In [1]:
import torch
import torch.nn as nn
import torchvision
import torchvision.transforms as transforms
import matplotlib.pyplot as plt
import torch.nn.functional as F
from tqdm import tqdm

In [2]:
device = torch.device('cuda' if torch.cuda.is_available() else 'cpu')

num_classes = 10
num_epochs = 10
batch_size = 16
learning_rate = 0.01

transform = transforms.Compose([transforms.ToTensor(), transforms.Normalize((0.5, 0.5, 0.5), (0.5, 0.5, 0.5))])

train_dataset = torchvision.datasets.CIFAR10(root = './data', download = True, train = True, transform = transform)
test_dataset = torchvision.datasets.CIFAR10(root = './data', train = False, transform = transform)

Downloading https://www.cs.toronto.edu/~kriz/cifar-10-python.tar.gz to ./data/cifar-10-python.tar.gz


100%|██████████| 170498071/170498071 [00:02<00:00, 80764732.21it/s]

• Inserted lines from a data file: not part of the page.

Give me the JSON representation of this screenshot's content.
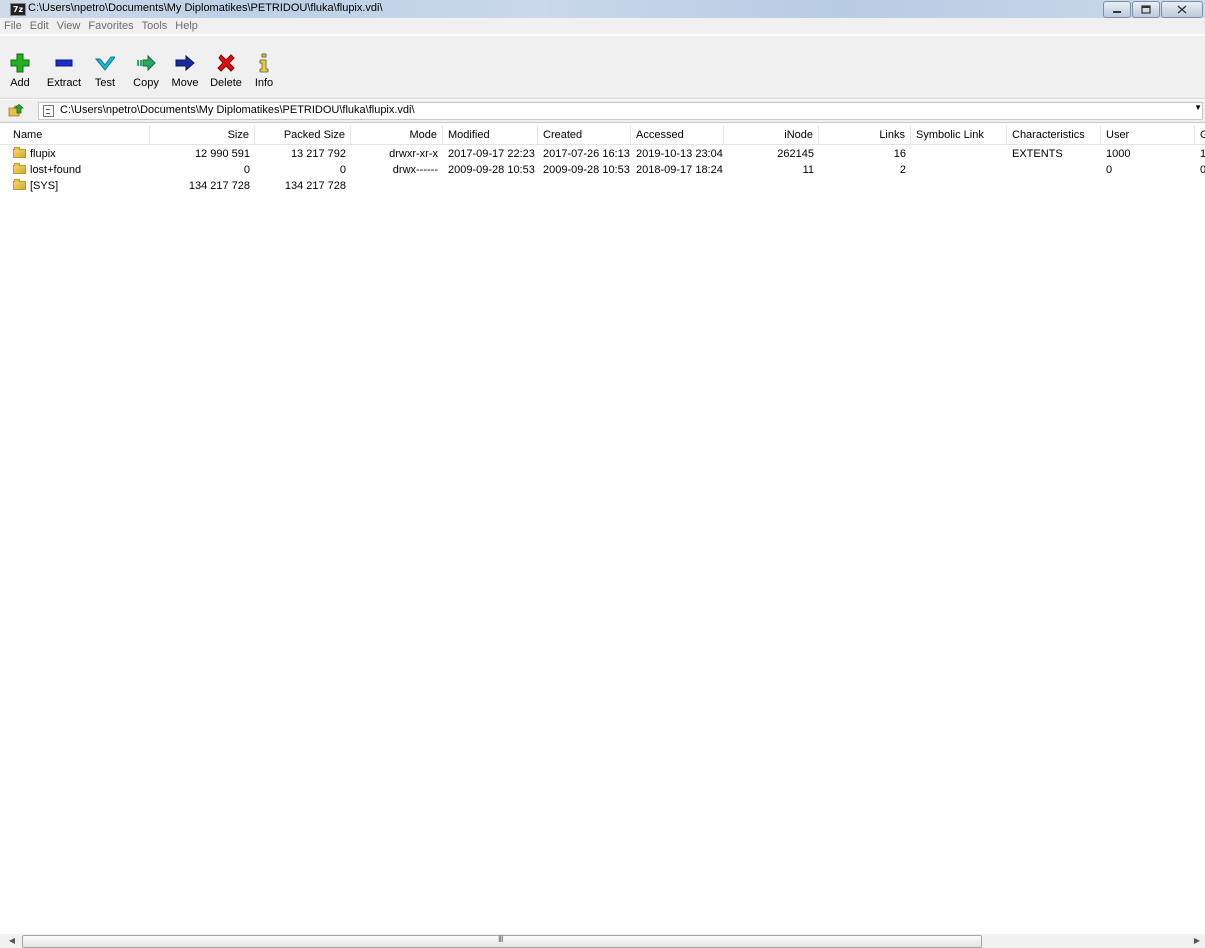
{
  "window": {
    "title": "C:\\Users\\npetro\\Documents\\My Diplomatikes\\PETRIDOU\\fluka\\flupix.vdi\\",
    "app_icon_text": "7z",
    "controls": [
      "minimize",
      "maximize",
      "close"
    ]
  },
  "menu": [
    "File",
    "Edit",
    "View",
    "Favorites",
    "Tools",
    "Help"
  ],
  "toolbar": [
    {
      "label": "Add",
      "icon": "plus-icon",
      "color": "#22b022"
    },
    {
      "label": "Extract",
      "icon": "minus-icon",
      "color": "#1a2ec8"
    },
    {
      "label": "Test",
      "icon": "check-icon",
      "color": "#1bb8d8"
    },
    {
      "label": "Copy",
      "icon": "copy-arrow-icon",
      "color": "#2aa860"
    },
    {
      "label": "Move",
      "icon": "move-arrow-icon",
      "color": "#1a2a9c"
    },
    {
      "label": "Delete",
      "icon": "delete-x-icon",
      "color": "#e01010"
    },
    {
      "label": "Info",
      "icon": "info-icon",
      "color": "#d8c020"
    }
  ],
  "address": {
    "path": "C:\\Users\\npetro\\Documents\\My Diplomatikes\\PETRIDOU\\fluka\\flupix.vdi\\"
  },
  "columns": [
    "Name",
    "Size",
    "Packed Size",
    "Mode",
    "Modified",
    "Created",
    "Accessed",
    "iNode",
    "Links",
    "Symbolic Link",
    "Characteristics",
    "User",
    "G"
  ],
  "rows": [
    {
      "name": "flupix",
      "size": "12 990 591",
      "packed": "13 217 792",
      "mode": "drwxr-xr-x",
      "modified": "2017-09-17 22:23",
      "created": "2017-07-26 16:13",
      "accessed": "2019-10-13 23:04",
      "inode": "262145",
      "links": "16",
      "symlink": "",
      "characteristics": "EXTENTS",
      "user": "1000",
      "group": "1"
    },
    {
      "name": "lost+found",
      "size": "0",
      "packed": "0",
      "mode": "drwx------",
      "modified": "2009-09-28 10:53",
      "created": "2009-09-28 10:53",
      "accessed": "2018-09-17 18:24",
      "inode": "11",
      "links": "2",
      "symlink": "",
      "characteristics": "",
      "user": "0",
      "group": "0"
    },
    {
      "name": "[SYS]",
      "size": "134 217 728",
      "packed": "134 217 728",
      "mode": "",
      "modified": "",
      "created": "",
      "accessed": "",
      "inode": "",
      "links": "",
      "symlink": "",
      "characteristics": "",
      "user": "",
      "group": ""
    }
  ],
  "scrollbar": {
    "grip": "III"
  }
}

Extracting ./data/cifar-10-python.tar.gz to ./data


In [3]:
train_loader = torch.utils.data.DataLoader(dataset = train_dataset, batch_size = batch_size, shuffle = True)
test_loader = torch.utils.data.DataLoader(dataset = test_dataset, batch_size = batch_size, shuffle = False)

In [4]:
class self_attention_cnn(nn.Module):

    def __init__(self, old, new, gamma):
        super(self_attention_cnn, self).__init__()
        self.query = nn.Linear(old, new)
        self.key = nn.Linear(old, new)
        self.value = nn.Linear(old, new)
        self.residue = nn.Linear(new, old)
        self.gamma = gamma

    def forward(self, x):

        ret = torch.zeros(x.shape).to(device)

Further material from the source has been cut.